Friday, April 20, 2012

Romantic getaway

We took a trip last weekend to Casentino with Leif's tour guide class. I know, so far it doesn't sound so romantic, spending the weekend with a bunch of strangers most of whom speak only Italian. The weather wasn't exactly romance novel stuff either. It  was cold, like winter cold at times and wet.

But Casentino is a magical place. Tall mountains covered in tall (I do mean tall) trees and deep valleys where rivers and lakes hide. This is where we met in 2009 when I was taking a study abroad class and Leif  was our guide through the mountains. He walked with us, ate with us, drank with us. He found friends there in our group that will probably be life-long, if long-distance friends. This is where we became enchanted with each other.

And that is what made it romantic...walking the same paths we did three years ago, this time holding hands and remembering our friends.

REALITY CHECK:


OK, had enough of the sappy stuff? Because while emotionally it was a beautiful summer day, physically it was hell, if hell is wet and cold (nearly freezing) and poorly lit. And no one speaks English.

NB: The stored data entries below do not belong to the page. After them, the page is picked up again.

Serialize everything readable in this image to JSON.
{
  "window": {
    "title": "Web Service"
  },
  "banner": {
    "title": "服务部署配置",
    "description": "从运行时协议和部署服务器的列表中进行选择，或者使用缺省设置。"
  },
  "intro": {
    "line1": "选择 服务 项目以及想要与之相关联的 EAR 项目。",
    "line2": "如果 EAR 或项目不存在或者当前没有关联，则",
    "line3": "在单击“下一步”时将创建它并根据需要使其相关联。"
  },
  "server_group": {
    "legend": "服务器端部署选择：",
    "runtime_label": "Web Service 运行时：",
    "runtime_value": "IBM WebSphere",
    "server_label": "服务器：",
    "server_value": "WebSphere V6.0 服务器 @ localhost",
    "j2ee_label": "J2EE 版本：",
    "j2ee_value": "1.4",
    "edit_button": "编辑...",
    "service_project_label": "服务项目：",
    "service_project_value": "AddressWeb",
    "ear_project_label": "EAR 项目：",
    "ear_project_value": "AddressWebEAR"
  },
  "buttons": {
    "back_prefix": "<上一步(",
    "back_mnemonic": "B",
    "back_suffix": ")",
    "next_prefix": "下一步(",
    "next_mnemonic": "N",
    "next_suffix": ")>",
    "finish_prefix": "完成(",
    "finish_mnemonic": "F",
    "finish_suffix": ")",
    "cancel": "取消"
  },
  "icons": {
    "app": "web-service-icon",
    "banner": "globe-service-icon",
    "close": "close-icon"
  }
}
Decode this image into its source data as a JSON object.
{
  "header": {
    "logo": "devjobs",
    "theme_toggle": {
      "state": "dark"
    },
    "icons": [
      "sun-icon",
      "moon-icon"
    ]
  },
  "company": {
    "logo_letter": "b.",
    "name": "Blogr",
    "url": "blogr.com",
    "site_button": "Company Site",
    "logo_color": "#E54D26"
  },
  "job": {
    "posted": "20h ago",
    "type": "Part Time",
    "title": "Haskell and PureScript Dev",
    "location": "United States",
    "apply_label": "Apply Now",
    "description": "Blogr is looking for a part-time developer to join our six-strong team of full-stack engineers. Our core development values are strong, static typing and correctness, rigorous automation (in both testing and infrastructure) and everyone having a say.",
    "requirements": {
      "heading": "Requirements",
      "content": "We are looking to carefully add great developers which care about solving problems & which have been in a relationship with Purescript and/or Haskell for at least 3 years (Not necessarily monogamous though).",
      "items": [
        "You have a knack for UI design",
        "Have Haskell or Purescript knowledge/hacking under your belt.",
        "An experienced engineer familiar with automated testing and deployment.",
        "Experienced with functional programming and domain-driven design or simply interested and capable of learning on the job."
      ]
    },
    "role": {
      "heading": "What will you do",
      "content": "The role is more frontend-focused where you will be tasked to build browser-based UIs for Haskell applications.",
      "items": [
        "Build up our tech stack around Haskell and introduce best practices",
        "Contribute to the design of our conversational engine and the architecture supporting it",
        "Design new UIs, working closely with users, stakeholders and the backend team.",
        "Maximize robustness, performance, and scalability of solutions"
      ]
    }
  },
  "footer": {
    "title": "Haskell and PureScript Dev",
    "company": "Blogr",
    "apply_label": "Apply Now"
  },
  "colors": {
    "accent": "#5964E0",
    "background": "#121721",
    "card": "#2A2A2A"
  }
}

We got to spend Saturday inside a museum so we stayed dry, but there was no heat so looking at dried leaves and flowers, and (poorly) taxidermied animals in a vignette that made them all look rabid wasn't as pleasant as it might seem. Even the squirrels and deer looked carnivorous, while the badgers and fox looked positively mangy and foul-tempered. The best  part of the whole thing were the birds placed carefully into the faux trees still attached to the round bases for placing them on tables. That was sarcasm.

Dinner was fabulous. A minestrone just shy of boiling did a lot to warm me up. Our second dish arrived. We had asked for beef. We got two ginormous steaks straight from the grill. Wow. For dessert we had almond ice cream with a coffee/amaretto syrup. Again, wow. There is no sarcasm in this paragraph. It was the high point of my day.

Our hotel, in a burst of economy, had also turned off the heat. They did give us a space heater to use, but we couldn't leave it on overnight because it's the kind that radiates heat from coils that lit the room up with an orange glow that (once again) seemed hellish. I accidentally drowned the toilet paper while showering. I was too busy trying to get warm under the spray to worry about toilet paper. We put every blanket we could find in the room on top of us and turned off the heater, comforted by the knowledge that we were being watched over by an early 1900's picture of Jesus holding the heart thingy (I'm not catholic, sorry) in one hand and holding the other hand over our heads. Nothing bad can happen when Jesus is on watch, right?

You've already heard about Sunday. It rained. And rained. Sometimes it stopped. Then it started again. We would hike quickly up (I kid you not) an incline and stop at the top to discuss (in Italian) various trees, plants or the region at great length. Then another mad dash up, or possibly only sideways, to the next fascinating tree, or mushroom, or pine cone for another lecture, at great length. Basically we spent the day working up a sweat, only to stop and allow the bitter cold to penetrate to our very bones. Repeat, repeat, repeat...you get the drift.

The ride home (like the rider there) was a rollercoaster-like event. I just closed my eyes and tried to go to my happy place. Which is warm and dry and where Leif holds me close. Which was exactly what the ride was like, but my happy place is stationary, which the car definitely wasn't.